Let’s go over hedge fund activity in other stocks – not necessarily in the same industry as Inter Parfums, Inc. (NASDAQ:IPAR) but similarly valued. These stocks are Banner Corporation (NASDAQ:BANR), Pacira Pharmaceuticals Inc (NASDAQ:PCRX), At Home Group Inc. (NYSE:HOME), and Azul S.A. (NYSE:AZUL). All of these stocks’ market caps match IPAR’s market cap.
Ticker | No of HFs with positions | Total Value of HF Positions (x1000) | Change in HF Position |
---|---|---|---|
BANR | 20 | 109128 | 5 |
PCRX | 25 | 689388 | 4 |
HOME | 22 | 221719 | 1 |
AZUL | 11 | 89027 | -10 |
Average | 19.5 | 277316 | 0 |
View table here if you experience formatting issues.
As you can see these stocks had an average of 19.5 hedge funds with bullish positions and the average amount invested in these stocks was $277 million. That figure was $65 million in IPAR’s case.

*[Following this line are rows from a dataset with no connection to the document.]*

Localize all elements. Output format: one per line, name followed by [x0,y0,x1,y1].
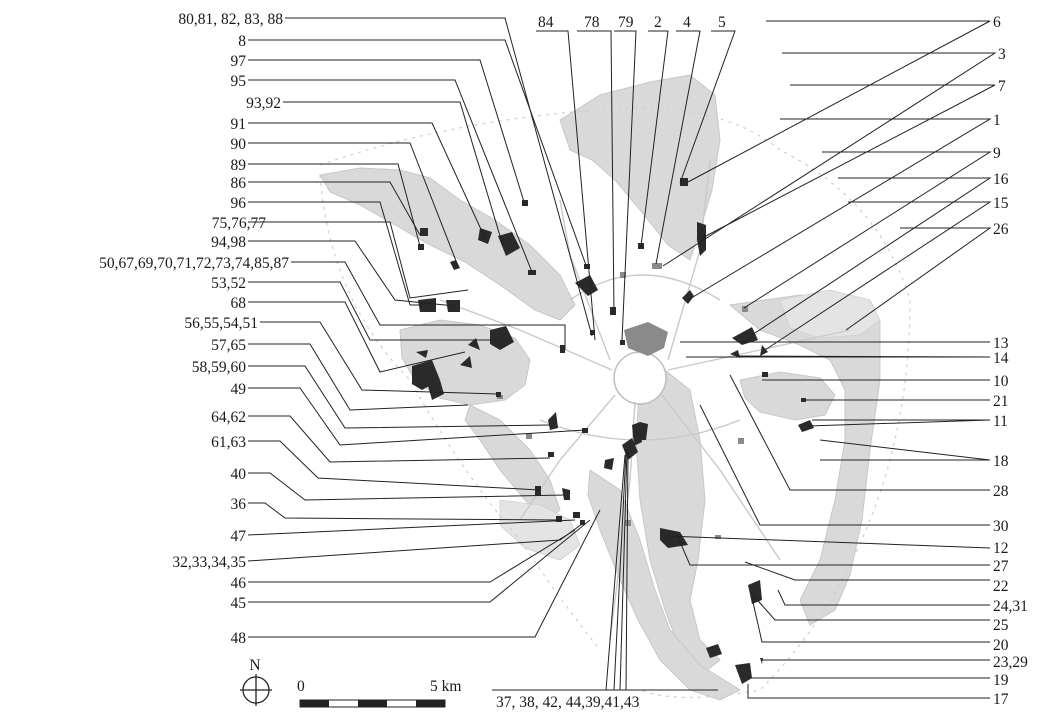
label-96: 96 [231,195,247,212]
label-18: 18 [993,453,1009,470]
label-16: 16 [993,171,1009,188]
label-14: 14 [993,350,1009,367]
label-20: 20 [993,637,1009,654]
north-label: N [249,657,260,674]
label-64-62: 64,62 [211,409,246,426]
label-22: 22 [993,578,1009,595]
label-90: 90 [231,136,247,153]
label-28: 28 [993,483,1009,500]
label-bottom: 37, 38, 42, 44,39,41,43 [496,694,640,711]
label-2: 2 [654,14,662,31]
top-labels: 84 78 79 2 4 5 [538,14,726,31]
label-61-63: 61,63 [211,434,246,451]
label-78: 78 [584,14,600,31]
scalebar: 0 5 km [297,678,461,708]
label-25: 25 [993,617,1009,634]
label-95: 95 [231,73,247,90]
scalebar-end: 5 km [430,678,461,695]
label-50-87: 50,67,69,70,71,72,73,74,85,87 [99,255,289,272]
label-8: 8 [238,33,246,50]
label-47: 47 [231,528,247,545]
label-23-29: 23,29 [993,654,1028,671]
north-arrow-icon: N [240,657,272,706]
label-1: 1 [993,112,1001,129]
label-46: 46 [231,575,247,592]
label-48: 48 [231,630,247,647]
label-4: 4 [683,14,691,31]
right-labels: 6 3 7 1 9 16 15 26 13 14 10 21 11 18 28 … [993,14,1028,708]
map-base [319,74,911,701]
label-89: 89 [231,157,247,174]
label-94-98: 94,98 [211,234,246,251]
label-79: 79 [618,14,634,31]
label-32-35: 32,33,34,35 [172,554,246,571]
label-10: 10 [993,373,1009,390]
label-9: 9 [993,145,1001,162]
label-19: 19 [993,672,1009,689]
label-97: 97 [231,53,247,70]
label-17: 17 [993,691,1009,708]
label-68: 68 [231,295,247,312]
label-91: 91 [231,116,247,133]
label-12: 12 [993,540,1009,557]
label-93-92: 93,92 [246,95,281,112]
label-21: 21 [993,393,1009,410]
label-49: 49 [231,381,247,398]
label-15: 15 [993,195,1009,212]
label-75-77: 75,76,77 [212,215,267,232]
label-53-52: 53,52 [211,275,246,292]
left-labels: 80,81, 82, 83, 88 8 97 95 93,92 91 90 89… [99,11,289,647]
label-5: 5 [718,14,726,31]
map-objects [412,178,814,684]
scalebar-start: 0 [297,678,305,695]
label-6: 6 [993,14,1001,31]
label-24-31: 24,31 [993,598,1028,615]
label-84: 84 [538,14,554,31]
label-86: 86 [231,175,247,192]
label-13: 13 [993,335,1009,352]
label-45: 45 [231,595,247,612]
label-36: 36 [231,496,247,513]
label-57-65: 57,65 [211,337,246,354]
label-40: 40 [231,466,247,483]
label-80-88: 80,81, 82, 83, 88 [178,11,283,28]
label-26: 26 [993,221,1009,238]
label-30: 30 [993,518,1009,535]
label-27: 27 [993,558,1009,575]
leader-lines [247,17,997,699]
label-58-60: 58,59,60 [192,359,247,376]
label-7: 7 [998,78,1006,95]
label-11: 11 [993,413,1008,430]
label-56-51: 56,55,54,51 [184,315,258,332]
label-3: 3 [998,46,1006,63]
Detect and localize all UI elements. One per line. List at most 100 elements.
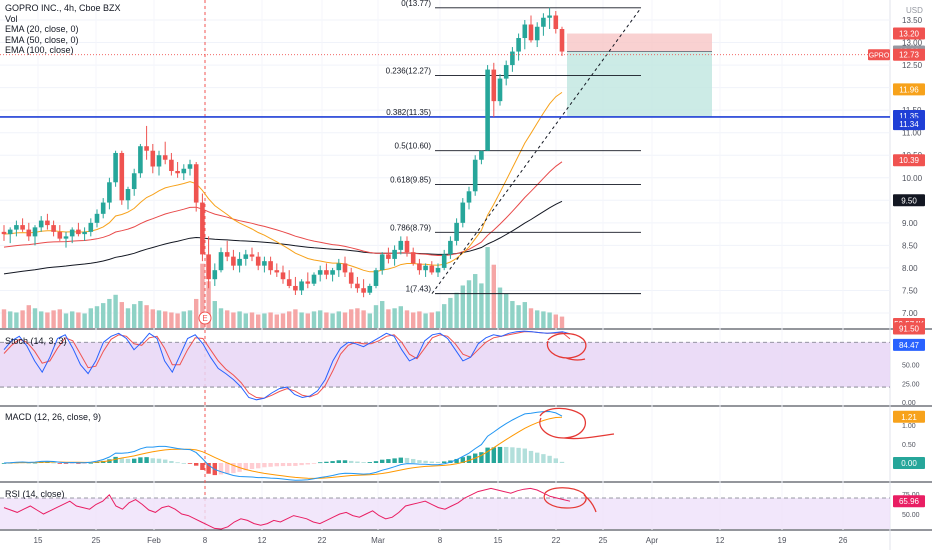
candle-body xyxy=(231,256,236,266)
ema50-line xyxy=(3,161,563,256)
volume-bar xyxy=(51,310,56,328)
volume-bar xyxy=(330,313,335,328)
candle-body xyxy=(479,150,484,160)
volume-bar xyxy=(411,312,416,328)
candle-body xyxy=(138,146,143,174)
volume-bar xyxy=(70,311,75,328)
candle-body xyxy=(88,222,94,232)
volume-bar xyxy=(392,308,397,328)
volume-bar xyxy=(39,311,44,328)
fib-level-label: 1(7.43) xyxy=(406,285,432,294)
macd-histogram-bar xyxy=(497,446,503,463)
candle-body xyxy=(317,270,323,275)
annotation-circle-macd xyxy=(539,407,615,440)
macd-histogram-bar xyxy=(32,462,38,464)
candle-body xyxy=(305,281,311,284)
candle-body xyxy=(293,285,298,291)
volume-bar xyxy=(380,301,385,328)
candle-body xyxy=(553,15,559,30)
stoch-tick-label: 50.00 xyxy=(902,363,920,370)
macd-histogram-bar xyxy=(485,447,490,463)
legend-ema20[interactable]: EMA (20, close, 0) xyxy=(5,24,79,34)
macd-histogram-bar xyxy=(194,463,199,466)
symbol-line[interactable]: GOPRO INC., 4h, Cboe BZX xyxy=(5,3,121,13)
candle-body xyxy=(324,270,329,275)
macd-histogram-bar xyxy=(392,458,397,463)
fib-level-label: 0(13.77) xyxy=(401,0,431,8)
x-tick-label: 15 xyxy=(34,536,43,545)
candle-body xyxy=(1,231,7,235)
price-tick-label: 7.50 xyxy=(902,286,918,295)
macd-histogram-bar xyxy=(181,462,186,464)
candle-body xyxy=(280,272,286,280)
candle-body xyxy=(330,270,335,275)
legend-ema50[interactable]: EMA (50, close, 0) xyxy=(5,34,79,45)
macd-pane-title[interactable]: MACD (12, 26, close, 9) xyxy=(5,412,102,422)
candle-body xyxy=(156,155,162,167)
candle-body xyxy=(119,152,125,201)
volume-bar xyxy=(535,310,540,328)
candle-body xyxy=(218,252,224,271)
rsi-tick-label: 50.00 xyxy=(902,512,920,519)
price-tick-label: 13.50 xyxy=(902,16,923,25)
stoch-d-label-bg xyxy=(893,338,925,351)
price-tick-label: 8.50 xyxy=(902,241,918,250)
volume-bar xyxy=(243,313,248,328)
stoch-pane-title[interactable]: Stoch (14, 3, 3) xyxy=(5,336,67,346)
candle-body xyxy=(491,69,497,102)
candle-body xyxy=(249,254,255,257)
ema100-line xyxy=(3,200,563,275)
candle-body xyxy=(528,24,534,41)
volume-bar xyxy=(194,298,199,328)
candle-body xyxy=(429,265,435,273)
volume-bar xyxy=(200,263,205,328)
macd-histogram-bar xyxy=(373,461,379,463)
volume-bar xyxy=(187,310,193,328)
stop-zone xyxy=(567,33,712,52)
fib-level-label: 0.382(11.35) xyxy=(386,108,431,117)
stoch-k-line xyxy=(3,330,571,401)
volume-bar xyxy=(541,311,546,328)
candle-body xyxy=(466,191,472,203)
volume-bar xyxy=(268,312,273,328)
candle-body xyxy=(398,240,404,250)
candle-body xyxy=(503,65,509,79)
candle-body xyxy=(541,17,546,27)
rsi-pane-title[interactable]: RSI (14, close) xyxy=(5,489,65,499)
volume-bar xyxy=(132,304,137,328)
macd-histogram-bar xyxy=(435,461,441,463)
symbol-tag: GPRO xyxy=(868,49,890,61)
fib-level-label: 0.786(8.79) xyxy=(390,223,431,232)
earnings-marker xyxy=(198,311,212,325)
candle-body xyxy=(417,263,422,271)
volume-bar xyxy=(63,313,69,328)
macd-zero-label: 0.00 xyxy=(901,459,917,468)
volume-bar xyxy=(1,309,7,328)
candle-body xyxy=(32,227,38,237)
candle-body xyxy=(460,202,466,223)
x-tick-label: Mar xyxy=(371,536,385,545)
candle-body xyxy=(268,261,273,271)
rsi-band-fill xyxy=(0,498,890,529)
volume-bar xyxy=(274,314,279,328)
volume-bar xyxy=(262,313,267,328)
stoch-d-line xyxy=(3,331,571,399)
macd-tick-label: 0.50 xyxy=(902,442,916,449)
volume-bar xyxy=(175,313,180,328)
legend-ema100[interactable]: EMA (100, close) xyxy=(5,45,74,55)
legend-vol[interactable]: Vol xyxy=(5,13,18,24)
candle-body xyxy=(45,220,50,226)
price-label: 9.50 xyxy=(901,196,917,205)
macd-histogram-bar xyxy=(231,463,236,474)
candle-body xyxy=(510,51,515,66)
volume-bar xyxy=(336,311,341,328)
macd-histogram-bar xyxy=(460,457,465,463)
x-tick-label: 22 xyxy=(318,536,327,545)
rsi-value-label: 65.96 xyxy=(899,497,920,506)
stoch-k-label: 91.50 xyxy=(899,325,920,334)
x-tick-label: 12 xyxy=(258,536,267,545)
stoch-tick-label: 25.00 xyxy=(902,381,920,388)
price-label-bg xyxy=(893,83,925,96)
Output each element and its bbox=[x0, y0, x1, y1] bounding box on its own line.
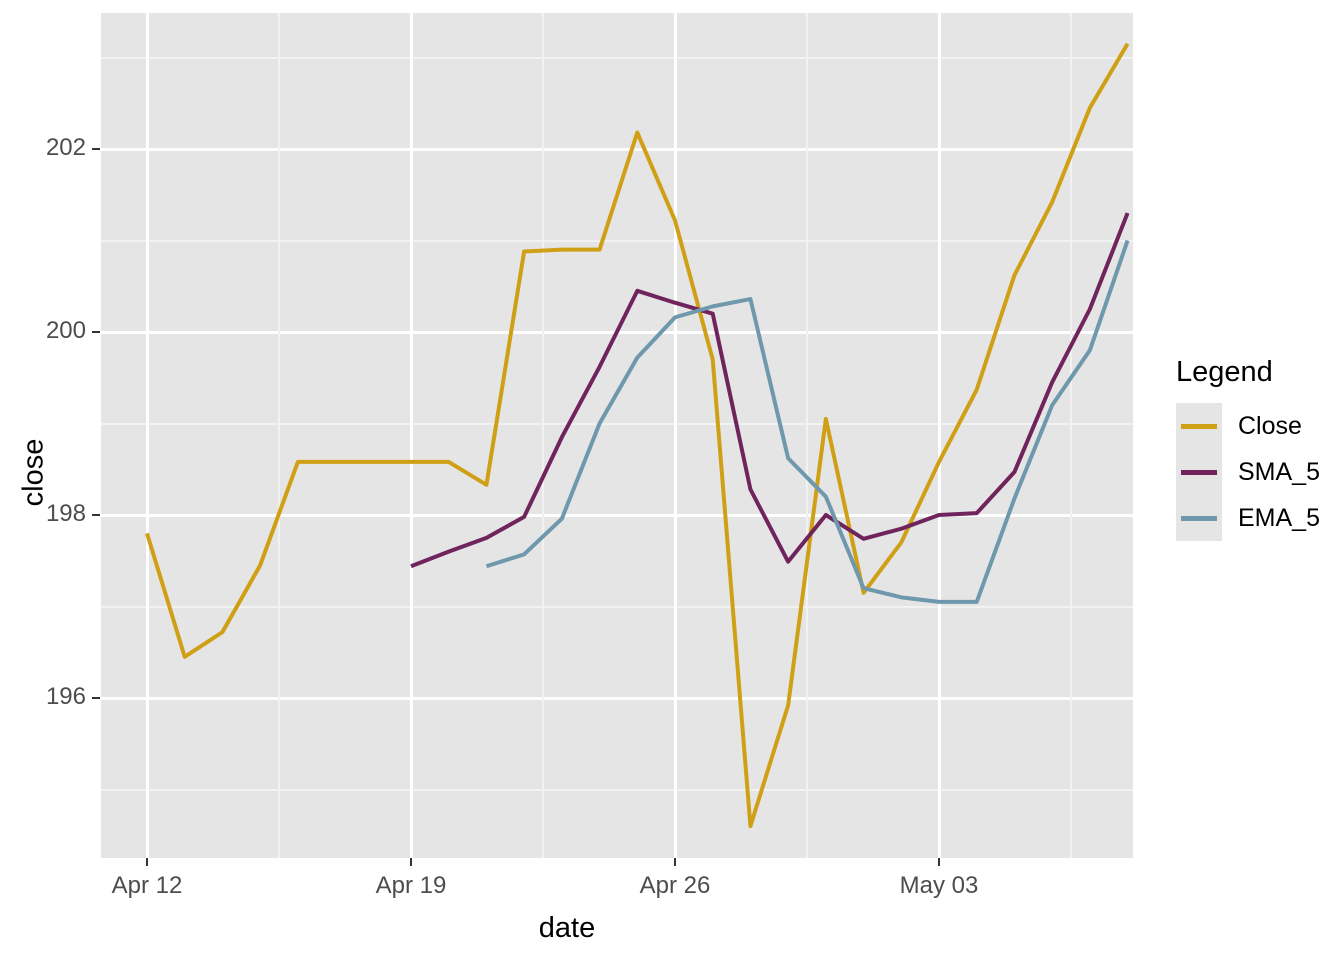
legend-item-close[interactable]: Close bbox=[1176, 403, 1320, 449]
gridline-x-major bbox=[938, 13, 941, 858]
y-axis-title: close bbox=[17, 438, 50, 507]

Pacira Pharmaceuticals Inc (NASDAQ:PCRX) is the most popular stock in this table. On the other hand Azul S.A. (NYSE:AZUL) is the least popular one with only 11 bullish hedge fund positions. Inter Parfums, Inc. (NASDAQ:IPAR) is not the least popular stock in this group but hedge fund interest is still below average. This is a slightly negative signal and we’d rather spend our time researching stocks that hedge funds are piling on. In this regard PCRX might be a better candidate to consider a long position.